A full cycle of the loop is performed by determining if the redistribution's hash already exists in the table or not. If it does exist, the loop can be broken by returning an unchanged version of the dictionary. This is thanks to K's converge operation `/:`

. Converging f(x) will apply f(f(f…f(x))) until its output no longer changes. This is a tad difficult to visualize sometimes, but it's nicer than recursing with an explicit base case (which actually blows the stack for this problem—I tried that first).

```
cycle:{r:redistribute (pop x);$[exists[x;r];x;push[r;x]]}
cycle/:(singleton 0 2 7 0)
9538|1 3 4 1
21553|0 2 3 4
17188|3 1 2 3
12883|2 4 1 2
6193|0 2 7 0
0|1 3 4 1
cycle/:(singleton 2 8 8 5 4 2 3 1 5 5 1 2 15 13 5 14)
7471772100274531549 |12 12 11 9 8 7 6 4 2 1 0 0 0 10 6 5
6245948503398849484 |11 11 10 8 7 6 5 3 1 0 0 0 13 9 5 4
5016413023987272379 |10 10 9 7 6 5 4 2 0 0 0 13 12 8 4 3
3786645551917201834 |9 9 8 6 5 4 3 1 0 0 13 12 11 7 3 2
2556863580305975449 |8 8 7 5 4 3 2 1 0 13 12 11 10 6 2 1
1327080702473426824 |7 7 6 4 3 2 2 1 13 12 11 10 9 5 1 0
-2131984051322272137|6 6 5 3 2 1 1 0 12 11 10 9 8 5 1 13
-3361766985793653402|5 5 4 2 1 1 1 13 11 10 9 8 7 4 0 12
-3577958532905884587|4 4 3 1 0 0 0 12 10 9 8 7 7 4 13 11
-4807741470917192892|3 3 2 0 0 0 13 11 9 8 7 6 6 3 12 10
-6037524409149746637|2 2 1 0 0 13 12 10 8 7 6 5 5 2 11 9
-7267307347396128222|1 1 1 0 13 12 11 9 7 6 5 4 4 1 10 8
-8497090285643378142|1 1 1 12 12 11 10 8 6 5 4 3 3 0 9 7
8783220311764812049 |0 0 0 11 11 10 9 7 5 4 3 3 3 13 8 6
7553437373517512209 |0 0 13 10 10 9 8 6 4 3 2 2 2 12 7 5
7476575939877055969 |0 13 12 9 9 8 7 5 3 2 1 1 1 11 6 5
7471772100274527454 |13 12 11 8 8 7 6 4 2 1 0 0 0 10 6 5
6245948503398845389 |12 11 10 7 7 6 5 3 1 0 0 0 13 9 5 4
5016413023987268284 |11 10 9 6 6 5 4 2 0 0 0 13 12 8 4 3
3786645551917197739 |10 9 8 5 5 4 3 1 0 0 13 12 11 7 3 2
2556863580305971354 |9 8 7 4 4 3 2 1 0 13 12 11 10 6 2 1
1327080702473422729 |8 7 6 3 3 2 2 1 13 12 11 10 9 5 1 0
-2131984051322276232|7 6 5 2 2 1 1 0 12 11 10 9 8 5 1 13
-3361766985793657497|6 5 4 1 1 1 1 13 11 10 9 8 7 4 0 12
-3577958532905888682|5 4 3 0 0 0 0 12 10 9 8 7 7 4 13 11
-4807741470933970107|4 3 2 0 0 0 12 11 9 8 7 6 6 3 12 10
-6037524409166523852|3 2 1 0 0 13 11 10 8 7 6 5 5 2 11 9
-7267307347412905437|2 1 1 0 13 12 10 9 7 6 5 4 4 1 10 8
-8497090285660151262|1 1 1 13 12 11 9 8 6 5 4 3 3 0 9 7
8783220311748038929 |0 0 0 12 11 10 8 7 5 4 3 3 3 13 8 6
7553437373500739089 |0 0 13 11 10 9 7 6 4 3 2 2 2 12 7 5
7548633533898210769 |0 12 12 10 9 8 6 5 3 2 1 1 1 11 7 5
7543829694295682254 |13 11 11 9 8 7 5 4 2 1 0 0 0 10 7 5
..
```

This performs well.
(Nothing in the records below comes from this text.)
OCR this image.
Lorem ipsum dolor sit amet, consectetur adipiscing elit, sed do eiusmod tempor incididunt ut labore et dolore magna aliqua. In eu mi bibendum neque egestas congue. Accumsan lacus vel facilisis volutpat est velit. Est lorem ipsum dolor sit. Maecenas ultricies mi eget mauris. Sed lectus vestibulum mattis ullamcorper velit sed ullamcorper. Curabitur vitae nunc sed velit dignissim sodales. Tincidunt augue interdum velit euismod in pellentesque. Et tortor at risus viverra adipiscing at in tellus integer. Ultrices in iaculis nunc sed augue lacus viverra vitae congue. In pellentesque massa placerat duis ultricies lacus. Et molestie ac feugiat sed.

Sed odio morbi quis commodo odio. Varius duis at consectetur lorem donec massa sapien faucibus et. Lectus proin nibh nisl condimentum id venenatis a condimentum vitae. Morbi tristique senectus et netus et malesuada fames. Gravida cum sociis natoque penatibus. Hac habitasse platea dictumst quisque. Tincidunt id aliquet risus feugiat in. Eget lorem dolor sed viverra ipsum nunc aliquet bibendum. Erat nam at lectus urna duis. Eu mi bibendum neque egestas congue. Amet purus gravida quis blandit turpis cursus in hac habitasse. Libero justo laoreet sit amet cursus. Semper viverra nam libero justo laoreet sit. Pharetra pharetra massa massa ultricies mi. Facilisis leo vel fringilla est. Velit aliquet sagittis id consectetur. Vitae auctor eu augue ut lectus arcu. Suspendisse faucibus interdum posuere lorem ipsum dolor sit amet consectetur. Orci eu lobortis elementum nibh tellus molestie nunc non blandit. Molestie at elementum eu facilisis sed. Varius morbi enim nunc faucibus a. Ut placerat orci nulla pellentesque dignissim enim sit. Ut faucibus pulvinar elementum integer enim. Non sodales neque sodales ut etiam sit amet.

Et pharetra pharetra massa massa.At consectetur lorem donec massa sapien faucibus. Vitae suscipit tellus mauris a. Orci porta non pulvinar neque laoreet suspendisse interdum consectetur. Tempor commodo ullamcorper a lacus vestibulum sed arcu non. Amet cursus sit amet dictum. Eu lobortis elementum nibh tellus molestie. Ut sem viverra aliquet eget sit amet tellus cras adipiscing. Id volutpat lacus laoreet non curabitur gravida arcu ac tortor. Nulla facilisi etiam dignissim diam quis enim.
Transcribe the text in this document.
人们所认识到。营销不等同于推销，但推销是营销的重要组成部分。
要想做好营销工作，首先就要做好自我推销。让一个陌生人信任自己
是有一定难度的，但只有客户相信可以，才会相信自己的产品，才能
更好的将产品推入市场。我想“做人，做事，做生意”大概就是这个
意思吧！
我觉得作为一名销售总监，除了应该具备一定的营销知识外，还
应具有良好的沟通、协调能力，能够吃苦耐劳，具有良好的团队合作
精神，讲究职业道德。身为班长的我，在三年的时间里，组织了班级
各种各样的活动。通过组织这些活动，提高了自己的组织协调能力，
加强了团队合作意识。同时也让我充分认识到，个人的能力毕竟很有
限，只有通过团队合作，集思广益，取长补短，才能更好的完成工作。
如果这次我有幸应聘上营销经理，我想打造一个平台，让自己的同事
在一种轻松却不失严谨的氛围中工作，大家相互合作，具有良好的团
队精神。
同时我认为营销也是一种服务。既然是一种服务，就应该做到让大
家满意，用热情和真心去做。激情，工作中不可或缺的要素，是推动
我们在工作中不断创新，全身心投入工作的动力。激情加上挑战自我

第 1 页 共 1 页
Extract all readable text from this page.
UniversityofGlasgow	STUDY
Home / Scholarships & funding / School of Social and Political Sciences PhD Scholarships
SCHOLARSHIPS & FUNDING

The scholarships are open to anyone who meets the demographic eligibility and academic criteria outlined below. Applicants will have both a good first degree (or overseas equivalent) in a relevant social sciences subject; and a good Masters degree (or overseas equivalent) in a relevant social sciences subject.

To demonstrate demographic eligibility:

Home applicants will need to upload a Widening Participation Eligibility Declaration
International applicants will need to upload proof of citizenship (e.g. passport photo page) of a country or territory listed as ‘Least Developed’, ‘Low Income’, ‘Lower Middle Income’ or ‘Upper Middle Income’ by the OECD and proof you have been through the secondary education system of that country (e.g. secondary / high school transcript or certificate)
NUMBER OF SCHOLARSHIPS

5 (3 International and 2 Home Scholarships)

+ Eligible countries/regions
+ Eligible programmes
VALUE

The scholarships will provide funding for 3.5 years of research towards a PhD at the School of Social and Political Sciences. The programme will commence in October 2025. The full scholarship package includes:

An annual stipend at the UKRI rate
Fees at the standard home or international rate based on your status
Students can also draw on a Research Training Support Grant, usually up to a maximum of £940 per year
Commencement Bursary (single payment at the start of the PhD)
The answer to the problem is the size of the final table minus 1 (for the special zero index). So 5 and 3,156 respectively for the above problems. The algorithm history is also preserved in the table rows, which makes part 2 of the problem (exercise for you!) a breeze.

Thus concludes another document on the ecstasy and agony of array langs. I hope you can appreciate how beautiful the first half of the solution is compared to how garbage the second part is. And nope, I didn't come up with that table-based solution on my first go. I just appended 10,000 redistributions to a 2D array and enforced uniqueness on it. You gotta do what you gotta do.